Nonetheless, the appalling, unhealthy and unsafe conditions described in the story are in no way defensible. And Sheriff Timothy B. Howard's cheap response -- basically, if you can't do the time, don't do the crime -- doesn't befit a man of his experience and professionalism. Providing toilet paper does not qualify as coddling.
Beyond that, most inmates of the Holding Center are accused of crimes, not convicted of them. And even assuming that most are probably guilty of some offense, the conditions remain deplorable. The Holding Center is not meant to deprive the accused of basics like toilet paper, sanitary napkins, important medical care and the ability to clean a colostomy bag. What are we running here? You can be "tough on crime" while maintaining human dignity.

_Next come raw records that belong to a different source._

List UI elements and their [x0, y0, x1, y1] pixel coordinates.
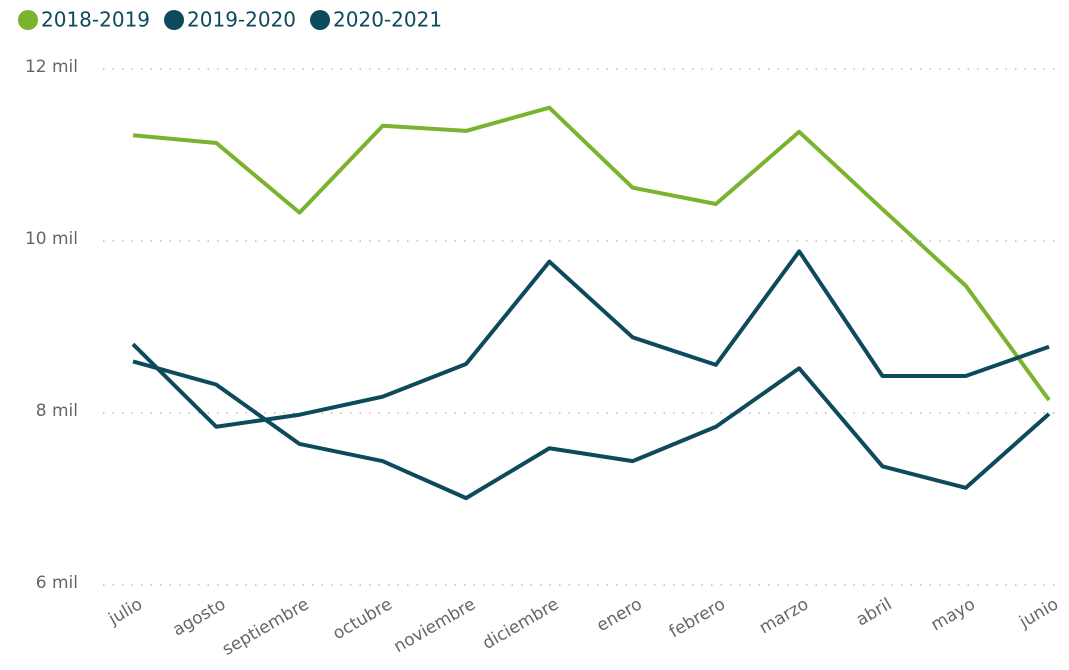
y-tick-label: 8 mil [36, 401, 78, 421]
x-tick-label: abril [853, 594, 896, 630]
legend-label: 2018-2019 [41, 8, 150, 32]
x-tick-label: mayo [928, 594, 979, 635]
y-tick-label: 12 mil [25, 57, 78, 77]
x-tick-label: noviembre [390, 594, 479, 657]
series-line [132, 105, 1051, 402]
legend-marker [164, 10, 185, 30]
series-line [131, 249, 1050, 429]
x-tick-label: julio [105, 594, 146, 630]
x-tick-label: febrero [666, 594, 729, 642]
x-tick-label: enero [593, 594, 645, 636]
y-tick-label: 6 mil [36, 573, 78, 593]
x-tick-label: agosto [169, 594, 229, 640]
y-tick-label: 10 mil [25, 229, 78, 249]
x-tick-label: septiembre [219, 594, 312, 660]
x-tick-label: diciembre [479, 594, 562, 654]
legend-label: 2019-2020 [187, 8, 296, 32]
x-tick-label: octubre [329, 594, 395, 644]
x-tick-label: junio [1015, 594, 1062, 633]
legend-label: 2020-2021 [333, 8, 442, 32]
x-tick-label: marzo [756, 594, 812, 638]
legend-marker [18, 10, 38, 30]
series-line [132, 359, 1051, 501]
legend-marker [310, 10, 331, 30]
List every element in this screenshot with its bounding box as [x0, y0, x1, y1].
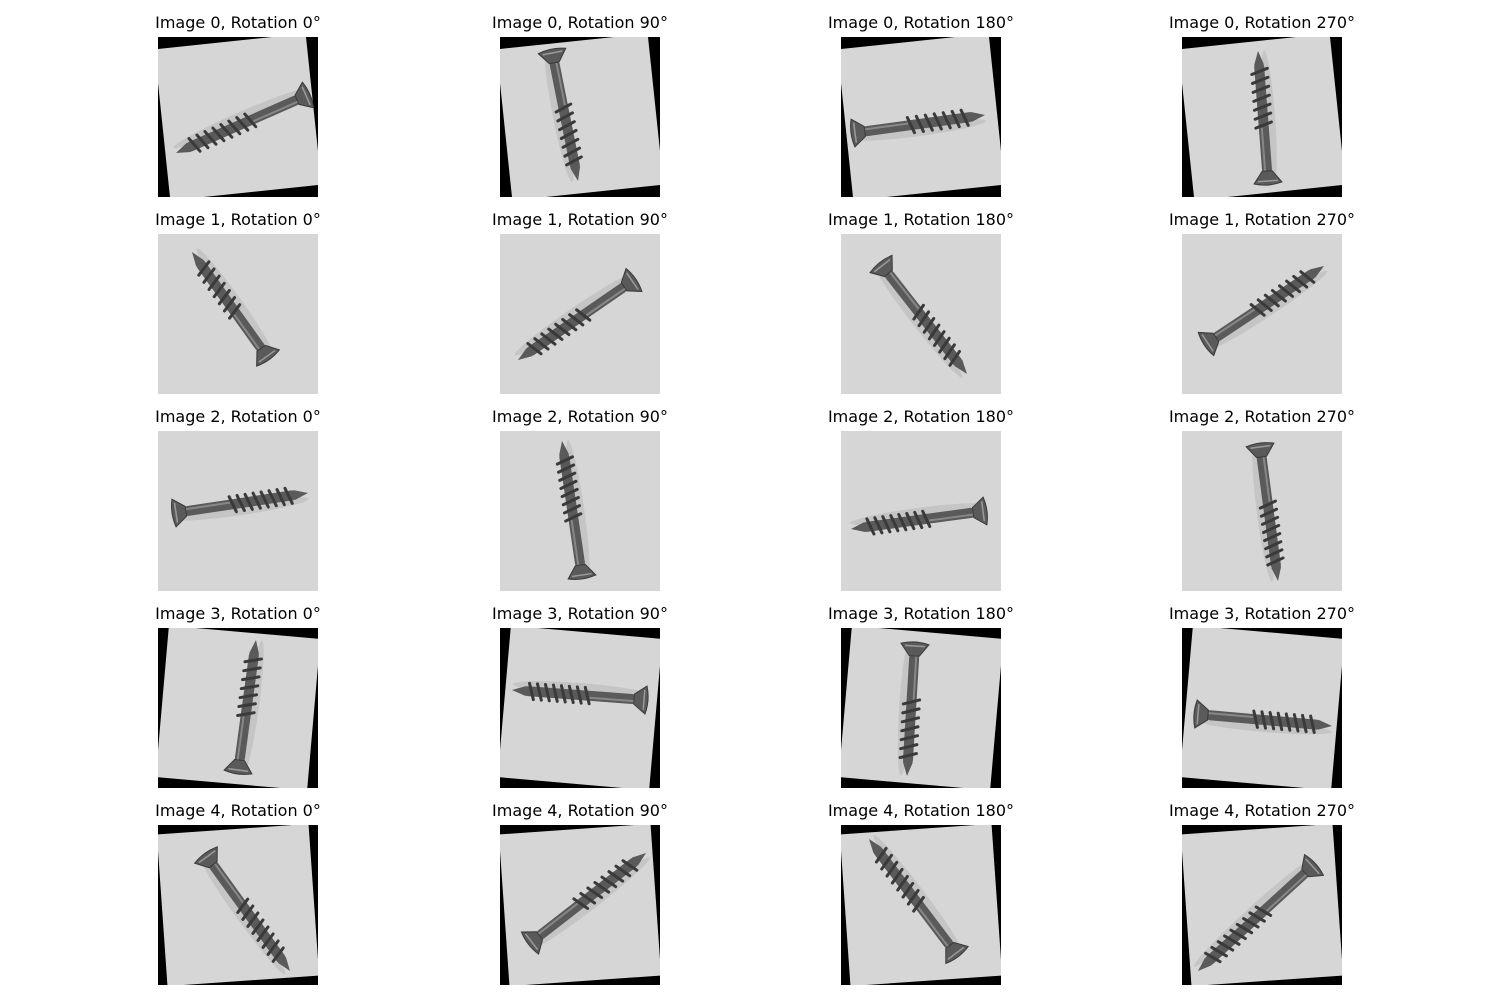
screw-photo: [841, 825, 1001, 985]
screw-photo: [1182, 234, 1342, 394]
screw: [850, 496, 988, 536]
screw-photo: [158, 825, 318, 985]
screw: [1245, 442, 1285, 582]
screw-photo: [500, 628, 660, 788]
panel-title: Image 2, Rotation 180°: [827, 407, 1015, 426]
panel-title: Image 0, Rotation 270°: [1168, 13, 1356, 32]
screw: [520, 852, 650, 955]
screw-photo: [500, 825, 660, 985]
screw: [193, 846, 290, 975]
screw: [1197, 265, 1328, 357]
screw: [850, 108, 986, 148]
panel-title: Image 2, Rotation 90°: [492, 407, 668, 426]
screw: [514, 267, 643, 360]
screw: [869, 254, 967, 378]
screw-photo: [158, 234, 318, 394]
panel-title: Image 3, Rotation 270°: [1168, 604, 1356, 623]
screw: [173, 81, 315, 153]
screw: [1250, 50, 1283, 186]
screw-photo: [1182, 825, 1342, 985]
screw-photo: [841, 37, 1001, 197]
screw: [1193, 853, 1325, 972]
screw-photo: [1182, 431, 1342, 591]
screw: [897, 641, 930, 776]
screw-photo: [1182, 628, 1342, 788]
screw-photo: [158, 37, 318, 197]
screw-photo: [500, 234, 660, 394]
panel-title: Image 0, Rotation 90°: [492, 13, 668, 32]
screw: [537, 47, 583, 183]
panel-title: Image 2, Rotation 0°: [155, 407, 321, 426]
panel-title: Image 3, Rotation 0°: [155, 604, 321, 623]
panel-title: Image 4, Rotation 180°: [827, 801, 1015, 820]
panel-title: Image 1, Rotation 180°: [827, 210, 1015, 229]
screw-photo: [500, 431, 660, 591]
panel-title: Image 2, Rotation 270°: [1168, 407, 1356, 426]
panel-title: Image 3, Rotation 90°: [492, 604, 668, 623]
screw-photo: [841, 431, 1001, 591]
screw: [869, 835, 969, 965]
screw-photo: [841, 628, 1001, 788]
screw-photo: [158, 431, 318, 591]
panel-title: Image 0, Rotation 0°: [155, 13, 321, 32]
screw: [192, 248, 281, 367]
screw: [1193, 699, 1332, 735]
panel-title: Image 3, Rotation 180°: [827, 604, 1015, 623]
panel-title: Image 1, Rotation 90°: [492, 210, 668, 229]
panel-title: Image 4, Rotation 90°: [492, 801, 668, 820]
screw: [511, 681, 649, 715]
panel-title: Image 4, Rotation 270°: [1168, 801, 1356, 820]
panel-title: Image 1, Rotation 0°: [155, 210, 321, 229]
screw: [170, 486, 309, 528]
screw: [223, 639, 264, 775]
screw-photo: [1182, 37, 1342, 197]
panel-title: Image 4, Rotation 0°: [155, 801, 321, 820]
panel-title: Image 0, Rotation 180°: [827, 13, 1015, 32]
screw-photo: [841, 234, 1001, 394]
screw-photo: [500, 37, 660, 197]
screw-photo: [158, 628, 318, 788]
panel-title: Image 1, Rotation 270°: [1168, 210, 1356, 229]
screw: [555, 440, 597, 581]
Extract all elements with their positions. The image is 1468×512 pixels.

Part of the solution is in resolving the county's financial crisis, which is not helped by heavy overtime bills at the Holding Center, as this paper has documented over the years. But another part of the solution -- required of the legal system in general -- could be in reforms suggested in a report by the Buffalo Niagara Partnership. Crowded conditions can be relieved by using appearance tickets for low-risk crimes, GPS monitoring and other strategies. The county could also increase revenue by demanding that state and federal governments pay the actual cost of their inmates housed in the Holding Center and the Alden Correctional Facility. Also worth considering is the proposal by County Executive Joel A. Giambra to charge inmates a housing fee and a co-payment for medical care.
Just as important, though, is for leaders of the Sheriff's Department and the county's jails to ensure that their employees understand the difference between supervising a difficult population and depriving people of even the considerations that pet-owners give their dogs. We can do better than this.